The formal unveiling, attended by representatives of Mallow schools, was performed at Bank of Ireland on College Green by Minister of State at the Department of Foreign Affairs, Sean Sherlock.
The 68c stamp, designed by Irish design agency, Conor & David, features an engraving of Davis taken from the book Memoirs of an Irish Patriot by Charles Gavan Duffy, courtesy of the National Library of Ireland.
An Post’s director of communications and public affairs, Barney Whelan, said: “We hope this stamp will serve as a reminder to those who already know of Davis but also re-introduce him to a new generation.”

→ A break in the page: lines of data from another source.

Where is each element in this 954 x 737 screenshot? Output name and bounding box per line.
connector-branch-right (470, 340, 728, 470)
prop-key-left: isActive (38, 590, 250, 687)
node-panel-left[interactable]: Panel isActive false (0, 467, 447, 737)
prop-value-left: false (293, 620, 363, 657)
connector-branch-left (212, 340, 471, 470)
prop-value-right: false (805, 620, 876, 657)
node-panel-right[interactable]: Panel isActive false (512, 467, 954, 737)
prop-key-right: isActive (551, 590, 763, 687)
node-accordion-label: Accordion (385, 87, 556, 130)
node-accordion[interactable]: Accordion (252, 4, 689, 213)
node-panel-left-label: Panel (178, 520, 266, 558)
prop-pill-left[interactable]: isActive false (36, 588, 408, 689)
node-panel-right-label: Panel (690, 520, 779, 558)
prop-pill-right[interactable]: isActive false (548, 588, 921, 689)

Earlier, wreaths were laid at the Davis statute on Dame St on behalf of the Government by Mr Sherlock, and on behalf of Mallow Development Partnership by Aideen Carroll, the granddaughter of Sean Moylan, the War of Independence leader and former government minister who played a key role in the Davis centenary celebrations of 1945.
The bicentenary celebrations continue next month when President Michael D Higgins will unveil a new statue of Davis in Mallow.
Davis was born in Mallow on October 14, 1814, shortly after the death of his father. In 1842 Davis, along with Charles Gavan Duffy and John Blake Dillon, co-founded The Nation newspaper where his writings provided a new focus for ideas of Irish nationhood.
He was the chief organiser for the Young Ireland movement and wrote stirring ballads such as ‘A Nation Once Again’.